Vinda do CX, onde já brilhou, é uma das ciclistas mais fortes da modalidade, tendo sido campeã mundial nas categorias sub-19 e sub-23. Com apenas 23 anos, é uma ciclista promissora. Em 2023, participou do Tour de l'Avenir Femmes e saiu vitoriosa. Nesse mesmo ano, conquistou o Trofeo Alfredo Binda entre as elites, além de ter terminado em 3.º lugar na Amstel e em 2.º lugar na Vuelta a Burgos, atrás de Demi Vollering.
Vale destacar também que ela foi campeã europeia sub-23 em 2022, em Anadia. Isso dá uma ideia da qualidade de Shirin, de tudo o que ela pode conquistar no futuro e uma ideia sobre a qualidade de Anadia.

Charlotte Kool — Começou como lançadora da Wiebes, a sua principal adversária na estrada. Ao aproveitar bem a saída da Wiebes da equipa em 2023, mostrou que sabe competir de igual para igual com ela. Na primeira prova desse ano, venceu um sprint contra a sua antiga líder no UAE Tour. Além disso, foi a última ciclista a vencer a Wiebes mum mano-a-mano (Tour de France em agosto passado). Bem kool.

Marlen Reusser — Grande contrarrelogista. Chegou ao ciclismo profissional aos 27 anos e rapidamente demonstrou aptidão para clássicas acidentadas e algumas competições de montanha. Em 2022, foi contratada pela SD-Worx onde mostrou toda a sua qualidade como gregária de luxo, especialmente ao serviço de Demi.
No seu segundo ano, deu um salto qualitativo, passando a vencer provas por etapas e grandes clássicas. Até conquistou um pódio na Liège-Bastogne-Liège.

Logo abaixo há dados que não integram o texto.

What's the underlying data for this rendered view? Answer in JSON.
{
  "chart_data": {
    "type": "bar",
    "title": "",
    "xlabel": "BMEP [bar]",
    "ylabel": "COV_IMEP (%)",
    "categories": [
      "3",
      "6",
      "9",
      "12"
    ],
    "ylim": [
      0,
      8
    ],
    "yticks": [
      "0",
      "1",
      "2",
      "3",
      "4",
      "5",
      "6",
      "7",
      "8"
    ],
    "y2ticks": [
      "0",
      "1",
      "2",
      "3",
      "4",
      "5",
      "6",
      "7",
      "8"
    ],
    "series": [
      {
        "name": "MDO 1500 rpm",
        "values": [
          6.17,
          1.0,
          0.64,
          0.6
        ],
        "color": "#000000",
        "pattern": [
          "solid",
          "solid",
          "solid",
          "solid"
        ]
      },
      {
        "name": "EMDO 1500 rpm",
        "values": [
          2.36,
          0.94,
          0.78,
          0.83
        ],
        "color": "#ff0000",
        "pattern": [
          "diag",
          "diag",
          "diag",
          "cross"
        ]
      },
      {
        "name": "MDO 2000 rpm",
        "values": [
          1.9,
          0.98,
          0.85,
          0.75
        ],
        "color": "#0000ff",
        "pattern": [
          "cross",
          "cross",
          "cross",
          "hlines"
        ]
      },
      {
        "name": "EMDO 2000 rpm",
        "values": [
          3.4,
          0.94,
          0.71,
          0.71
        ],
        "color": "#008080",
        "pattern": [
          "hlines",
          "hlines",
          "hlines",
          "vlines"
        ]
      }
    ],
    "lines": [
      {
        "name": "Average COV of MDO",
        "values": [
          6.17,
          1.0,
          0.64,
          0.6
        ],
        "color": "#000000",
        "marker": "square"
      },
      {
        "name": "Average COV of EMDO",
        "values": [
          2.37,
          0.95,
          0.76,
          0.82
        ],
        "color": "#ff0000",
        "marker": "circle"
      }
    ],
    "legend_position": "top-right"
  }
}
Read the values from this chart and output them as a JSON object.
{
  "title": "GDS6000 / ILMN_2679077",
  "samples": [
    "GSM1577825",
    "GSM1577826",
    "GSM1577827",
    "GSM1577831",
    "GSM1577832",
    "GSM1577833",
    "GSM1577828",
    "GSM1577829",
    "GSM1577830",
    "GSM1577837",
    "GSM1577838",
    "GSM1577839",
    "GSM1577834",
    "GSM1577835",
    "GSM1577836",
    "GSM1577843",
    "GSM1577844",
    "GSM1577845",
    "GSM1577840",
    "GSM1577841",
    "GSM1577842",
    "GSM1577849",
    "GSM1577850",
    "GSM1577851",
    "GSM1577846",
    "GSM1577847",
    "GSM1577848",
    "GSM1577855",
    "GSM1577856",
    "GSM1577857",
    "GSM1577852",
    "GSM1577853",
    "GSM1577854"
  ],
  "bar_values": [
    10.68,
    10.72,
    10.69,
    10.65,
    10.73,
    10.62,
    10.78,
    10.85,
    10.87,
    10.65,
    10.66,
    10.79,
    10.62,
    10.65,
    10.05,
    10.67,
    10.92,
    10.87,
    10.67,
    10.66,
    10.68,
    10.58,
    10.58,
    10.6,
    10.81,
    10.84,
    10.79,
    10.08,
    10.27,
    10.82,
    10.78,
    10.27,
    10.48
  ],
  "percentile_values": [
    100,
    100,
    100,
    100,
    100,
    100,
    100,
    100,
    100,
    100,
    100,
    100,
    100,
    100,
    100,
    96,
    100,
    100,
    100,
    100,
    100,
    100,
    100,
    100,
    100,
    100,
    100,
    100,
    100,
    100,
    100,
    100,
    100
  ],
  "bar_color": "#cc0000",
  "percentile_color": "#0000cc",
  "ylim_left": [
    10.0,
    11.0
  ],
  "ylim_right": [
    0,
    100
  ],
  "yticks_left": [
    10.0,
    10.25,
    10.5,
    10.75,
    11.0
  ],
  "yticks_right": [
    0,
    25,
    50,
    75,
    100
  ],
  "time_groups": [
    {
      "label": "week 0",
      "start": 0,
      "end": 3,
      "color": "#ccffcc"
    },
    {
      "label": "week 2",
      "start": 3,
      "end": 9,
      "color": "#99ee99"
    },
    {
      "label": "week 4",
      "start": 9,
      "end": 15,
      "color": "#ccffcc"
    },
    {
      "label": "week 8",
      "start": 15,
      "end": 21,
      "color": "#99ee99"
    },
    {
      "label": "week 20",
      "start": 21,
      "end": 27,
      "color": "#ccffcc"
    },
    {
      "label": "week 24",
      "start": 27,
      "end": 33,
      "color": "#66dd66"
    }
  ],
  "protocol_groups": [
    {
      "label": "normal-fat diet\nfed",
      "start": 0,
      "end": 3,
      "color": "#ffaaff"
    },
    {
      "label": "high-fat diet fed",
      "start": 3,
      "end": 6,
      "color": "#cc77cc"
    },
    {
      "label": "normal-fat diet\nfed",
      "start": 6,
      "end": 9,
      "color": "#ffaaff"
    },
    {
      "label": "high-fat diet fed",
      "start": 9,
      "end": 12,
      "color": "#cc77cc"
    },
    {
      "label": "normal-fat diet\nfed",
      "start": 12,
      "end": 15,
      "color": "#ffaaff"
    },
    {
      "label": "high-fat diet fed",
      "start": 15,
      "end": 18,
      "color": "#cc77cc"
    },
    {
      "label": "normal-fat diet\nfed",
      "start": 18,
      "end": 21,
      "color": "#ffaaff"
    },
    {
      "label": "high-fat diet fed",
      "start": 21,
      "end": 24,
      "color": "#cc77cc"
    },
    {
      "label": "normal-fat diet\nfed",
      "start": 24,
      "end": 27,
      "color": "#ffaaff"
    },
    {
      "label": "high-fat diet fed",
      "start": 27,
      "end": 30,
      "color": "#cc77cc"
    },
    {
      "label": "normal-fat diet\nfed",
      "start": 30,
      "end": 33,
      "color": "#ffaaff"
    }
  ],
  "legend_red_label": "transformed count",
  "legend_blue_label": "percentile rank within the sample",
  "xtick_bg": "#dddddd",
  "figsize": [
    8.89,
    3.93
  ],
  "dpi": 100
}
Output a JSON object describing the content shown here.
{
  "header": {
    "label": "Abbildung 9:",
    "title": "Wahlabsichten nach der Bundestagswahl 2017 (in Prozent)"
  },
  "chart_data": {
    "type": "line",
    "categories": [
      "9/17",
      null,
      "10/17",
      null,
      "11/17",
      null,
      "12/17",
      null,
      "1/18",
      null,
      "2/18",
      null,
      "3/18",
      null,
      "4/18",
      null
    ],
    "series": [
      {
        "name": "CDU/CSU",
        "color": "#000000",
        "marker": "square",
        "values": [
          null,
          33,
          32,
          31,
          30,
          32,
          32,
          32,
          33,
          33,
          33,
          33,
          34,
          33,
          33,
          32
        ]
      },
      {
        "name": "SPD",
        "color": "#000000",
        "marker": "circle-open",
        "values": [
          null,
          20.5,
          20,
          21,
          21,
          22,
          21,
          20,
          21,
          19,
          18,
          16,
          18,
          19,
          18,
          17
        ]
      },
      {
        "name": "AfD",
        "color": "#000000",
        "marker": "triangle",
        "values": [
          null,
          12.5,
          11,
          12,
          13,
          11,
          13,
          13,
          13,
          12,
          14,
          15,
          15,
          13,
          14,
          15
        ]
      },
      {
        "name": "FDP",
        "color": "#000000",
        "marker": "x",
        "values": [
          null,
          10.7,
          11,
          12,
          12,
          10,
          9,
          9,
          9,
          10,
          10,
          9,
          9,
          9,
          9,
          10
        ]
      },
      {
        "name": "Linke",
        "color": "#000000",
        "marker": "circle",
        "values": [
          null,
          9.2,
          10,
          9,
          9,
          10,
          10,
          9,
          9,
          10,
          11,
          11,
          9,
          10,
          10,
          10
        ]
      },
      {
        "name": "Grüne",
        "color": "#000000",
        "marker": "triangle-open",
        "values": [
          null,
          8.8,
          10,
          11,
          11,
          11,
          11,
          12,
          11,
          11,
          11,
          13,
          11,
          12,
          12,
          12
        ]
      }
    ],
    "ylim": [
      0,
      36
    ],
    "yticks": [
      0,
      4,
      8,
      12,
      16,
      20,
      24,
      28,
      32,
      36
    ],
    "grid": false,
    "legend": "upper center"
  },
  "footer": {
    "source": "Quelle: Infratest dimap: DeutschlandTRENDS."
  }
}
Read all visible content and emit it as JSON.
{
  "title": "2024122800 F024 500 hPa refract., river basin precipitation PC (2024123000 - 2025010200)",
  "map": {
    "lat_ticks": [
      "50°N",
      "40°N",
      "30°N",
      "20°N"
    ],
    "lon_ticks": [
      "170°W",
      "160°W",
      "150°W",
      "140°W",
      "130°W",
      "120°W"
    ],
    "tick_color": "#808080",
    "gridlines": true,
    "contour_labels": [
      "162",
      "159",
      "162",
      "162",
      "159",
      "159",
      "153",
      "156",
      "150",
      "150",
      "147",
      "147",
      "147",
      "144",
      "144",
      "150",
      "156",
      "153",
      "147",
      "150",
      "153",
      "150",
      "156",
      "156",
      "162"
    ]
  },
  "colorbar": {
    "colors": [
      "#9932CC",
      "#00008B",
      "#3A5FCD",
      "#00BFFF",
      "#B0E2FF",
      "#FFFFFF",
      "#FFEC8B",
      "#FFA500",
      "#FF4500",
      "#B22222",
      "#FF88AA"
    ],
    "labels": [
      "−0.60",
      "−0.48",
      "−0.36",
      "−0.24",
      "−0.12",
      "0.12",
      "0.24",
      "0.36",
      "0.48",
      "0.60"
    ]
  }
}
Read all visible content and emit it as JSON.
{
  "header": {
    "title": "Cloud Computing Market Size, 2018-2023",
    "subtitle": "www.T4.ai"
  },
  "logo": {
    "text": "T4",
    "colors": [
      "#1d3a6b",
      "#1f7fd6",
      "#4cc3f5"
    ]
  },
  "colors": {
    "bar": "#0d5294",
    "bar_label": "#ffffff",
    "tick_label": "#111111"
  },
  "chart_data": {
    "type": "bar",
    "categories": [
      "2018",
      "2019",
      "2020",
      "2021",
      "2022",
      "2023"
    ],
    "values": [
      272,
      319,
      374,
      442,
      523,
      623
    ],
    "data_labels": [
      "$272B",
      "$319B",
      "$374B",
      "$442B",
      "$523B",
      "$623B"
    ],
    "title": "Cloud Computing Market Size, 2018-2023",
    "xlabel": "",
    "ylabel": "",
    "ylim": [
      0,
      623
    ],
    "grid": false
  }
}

No ano seguinte, vieram os desafios, devido a quedas e lesões. Já venceu provas por etapas como a Itzulia Women ou a Tour de Suisse. Clássicas como a Gent-Wevelgem; duas etapas no Tour de France. No contrarrelógio, foi três vezes campeã europeia e duas vezes vice-campeã mundial.
Atualmente contratada pela Movistar como uma das líderes da equipa, forma uma grande dupla com Lippert nas clássicas.

Kristen Faulkner — A dupla campeã olímpica de Paris – na estrada e na pista – também chegou tarde ao ciclismo. Em 2016, aprendeu a andar de bicicleta numa escola, apenas para ter um passatempo. Mal sabiam os instrutores.
Embora tenha como especialidade o contrarrelógio, Faulkner também se defende bem nas subidas. Em apenas cinco anos, acumula 12 vitórias na carreira. Além de campeã olímpica de estrada, também venceu etapas no Giro Donne e na Vuelta a España Femenina.
Embora curta, a sua carreira já teve altos e baixos. Um dos episódios mais marcantes foi a desqualificação na Strade Bianche em 2023, devido ao uso de um monitor de glicose contínuo, onde tinha terminado em 3.º lugar. Além disso, nos Jogos Olímpicos, a atleta americana não estava inicialmente convocada, recebendo a chamada apenas um mês antes. Foi campeã olímpica. O ciclismo tem destas coisas.